Les demandeurs invoquent, à l'appui de leur pourvoi, un moyen de cassation.
Le dossier a été communiqué au procureur général.
Sur le rapport de M. Bosse-Platière, conseiller, les observations de la SCP Rocheteau, Uzan-Sarano et Goulet, avocat de Mme [U], de M. [U], de la SCP Bauer-Violas, Feschotte-Desbois et Sebagh, avocat de M. [K], de la société de Lajoanne, après débats en l'audience publique du 11 juin 2024 où étaient présents Mme Teiller, président, M. Bosse-Platière, conseiller rapporteur, Mme Grandjean, conseiller faisant fonction de doyen et Mme Maréville, greffier de chambre,
la troisième chambre civile de la Cour de cassation, composée des président et conseillers précités, après en avoir délibéré conformément à la loi, a rendu le présent arrêt.
Faits et procédure
1. Selon l'arrêt attaqué (Angers, 27 septembre 2022), par acte du 22 novembre 1990, à effet au 1er décembre suivant, [C] [U] a donné à bail rural à long terme à M. et Mme [K] des parcelles agricoles, puis il a autorisé la cession de ce bail à leur fils [H] [K] à compter du 1er septembre 2022.

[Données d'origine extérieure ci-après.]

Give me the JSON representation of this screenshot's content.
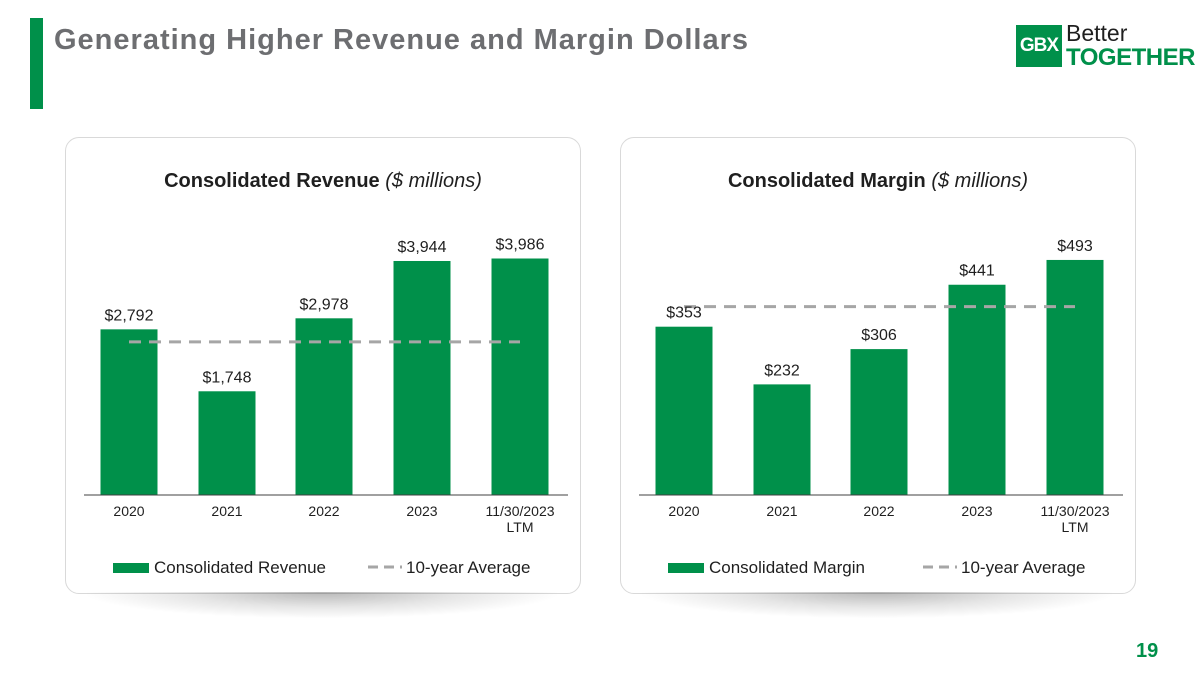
{
  "slide": {
    "title": "Generating Higher Revenue and Margin Dollars",
    "page_number": "19",
    "logo": {
      "mark": "GBX",
      "line1": "Better",
      "line2": "TOGETHER"
    },
    "colors": {
      "accent": "#00904A",
      "title": "#6d6e71",
      "average_line": "#a6a6a6"
    }
  },
  "chart_data": [
    {
      "type": "bar",
      "title": "Consolidated Revenue",
      "title_unit": "($ millions)",
      "categories": [
        "2020",
        "2021",
        "2022",
        "2023",
        "11/30/2023\nLTM"
      ],
      "series": [
        {
          "name": "Consolidated Revenue",
          "values": [
            2792,
            1748,
            2978,
            3944,
            3986
          ],
          "labels": [
            "$2,792",
            "$1,748",
            "$2,978",
            "$3,944",
            "$3,986"
          ]
        }
      ],
      "average": {
        "name": "10-year Average",
        "value": 2580
      },
      "ylim": [
        0,
        4500
      ],
      "legend": "bottom"
    },
    {
      "type": "bar",
      "title": "Consolidated Margin",
      "title_unit": "($ millions)",
      "categories": [
        "2020",
        "2021",
        "2022",
        "2023",
        "11/30/2023\nLTM"
      ],
      "series": [
        {
          "name": "Consolidated Margin",
          "values": [
            353,
            232,
            306,
            441,
            493
          ],
          "labels": [
            "$353",
            "$232",
            "$306",
            "$441",
            "$493"
          ]
        }
      ],
      "average": {
        "name": "10-year Average",
        "value": 395
      },
      "ylim": [
        0,
        560
      ],
      "legend": "bottom"
    }
  ]
}
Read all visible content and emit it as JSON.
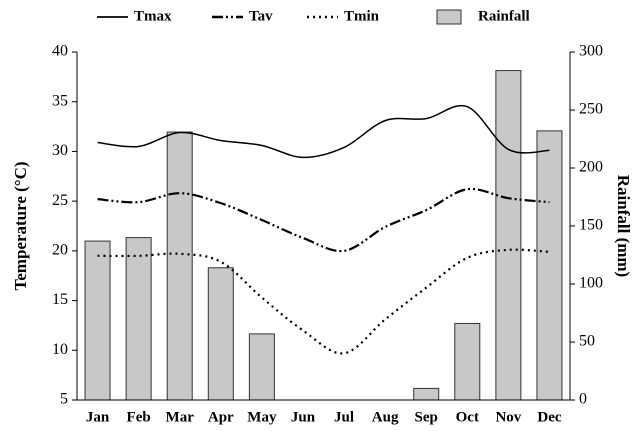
{
  "chart_data": {
    "type": "combo",
    "categories": [
      "Jan",
      "Feb",
      "Mar",
      "Apr",
      "May",
      "Jun",
      "Jul",
      "Aug",
      "Sep",
      "Oct",
      "Nov",
      "Dec"
    ],
    "series": [
      {
        "name": "Tmax",
        "type": "line",
        "line_style": "solid",
        "color": "#000000",
        "values": [
          30.9,
          30.5,
          31.9,
          31.1,
          30.6,
          29.4,
          30.4,
          33.1,
          33.3,
          34.5,
          30.2,
          30.1
        ]
      },
      {
        "name": "Tav",
        "type": "line",
        "line_style": "dashdotdot",
        "color": "#000000",
        "values": [
          25.2,
          24.9,
          25.8,
          24.8,
          23.1,
          21.3,
          20.0,
          22.4,
          24.1,
          26.2,
          25.3,
          24.9
        ]
      },
      {
        "name": "Tmin",
        "type": "line",
        "line_style": "dotted",
        "color": "#000000",
        "values": [
          19.5,
          19.5,
          19.7,
          18.9,
          15.3,
          12.0,
          9.7,
          13.1,
          16.3,
          19.3,
          20.1,
          19.9
        ]
      },
      {
        "name": "Rainfall",
        "type": "bar",
        "axis": "y2",
        "color": "#c8c8c8",
        "values": [
          137,
          140,
          231,
          114,
          57,
          0,
          0,
          0,
          10,
          66,
          284,
          232
        ]
      }
    ],
    "y_label": "Temperature (°C)",
    "y2_label": "Rainfall (mm)",
    "ylim": [
      5,
      40
    ],
    "yticks": [
      5,
      10,
      15,
      20,
      25,
      30,
      35,
      40
    ],
    "y2lim": [
      0,
      300
    ],
    "y2ticks": [
      0,
      50,
      100,
      150,
      200,
      250,
      300
    ],
    "grid": false,
    "legend": "top"
  }
}
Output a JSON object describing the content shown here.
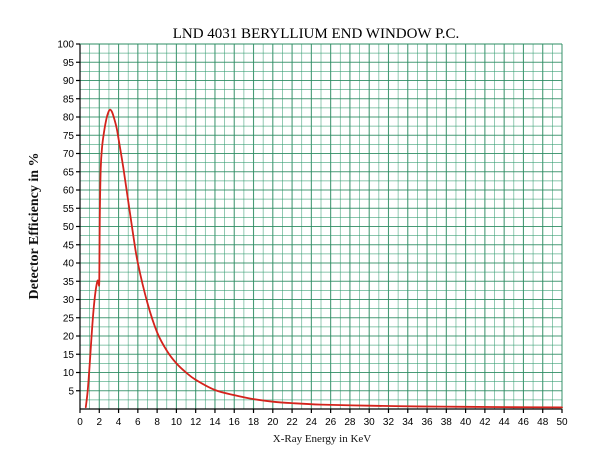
{
  "chart_data": {
    "type": "line",
    "title": "LND 4031 BERYLLIUM END WINDOW P.C.",
    "xlabel": "X-Ray Energy in KeV",
    "ylabel": "Detector Efficiency in %",
    "xlim": [
      0,
      50
    ],
    "ylim": [
      0,
      100
    ],
    "x_ticks": [
      0,
      2,
      4,
      6,
      8,
      10,
      12,
      14,
      16,
      18,
      20,
      22,
      24,
      26,
      28,
      30,
      32,
      34,
      36,
      38,
      40,
      42,
      44,
      46,
      48,
      50
    ],
    "y_ticks": [
      5,
      10,
      15,
      20,
      25,
      30,
      35,
      40,
      45,
      50,
      55,
      60,
      65,
      70,
      75,
      80,
      85,
      90,
      95,
      100
    ],
    "grid": true,
    "series": [
      {
        "name": "",
        "color": "#d4231c",
        "x": [
          0.6,
          0.8,
          1.0,
          1.2,
          1.4,
          1.6,
          1.8,
          1.9,
          2.0,
          2.05,
          2.15,
          2.3,
          2.5,
          2.7,
          2.9,
          3.1,
          3.3,
          3.5,
          3.8,
          4.0,
          4.5,
          5.0,
          5.5,
          6.0,
          7.0,
          8.0,
          9.0,
          10.0,
          11.0,
          12.0,
          14.0,
          16.0,
          18.0,
          20.0,
          22.0,
          25.0,
          30.0,
          35.0,
          40.0,
          45.0,
          50.0
        ],
        "y": [
          0.5,
          5,
          12,
          20,
          27,
          32,
          35,
          35,
          35,
          52,
          66,
          72,
          76,
          79,
          81,
          82,
          81.5,
          80,
          77,
          74,
          66,
          57,
          48,
          40,
          29,
          21,
          16,
          12.5,
          10,
          8,
          5.2,
          3.8,
          2.7,
          2.0,
          1.6,
          1.2,
          0.9,
          0.7,
          0.6,
          0.5,
          0.45
        ]
      }
    ]
  }
}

2. Par acte du 24 mai 2016, M. [N] [U] et Mme [M] [U] épouse [V], venant aux droits de [C] [U], ont signifié à M. [H] [K], et à l'exploitation agricole à responsabilité limitée de Lajoanne (l'EARL), au profit de laquelle les biens loués sont mis à disposition, un congé refusant le renouvellement du bail pour le 30 novembre 2017.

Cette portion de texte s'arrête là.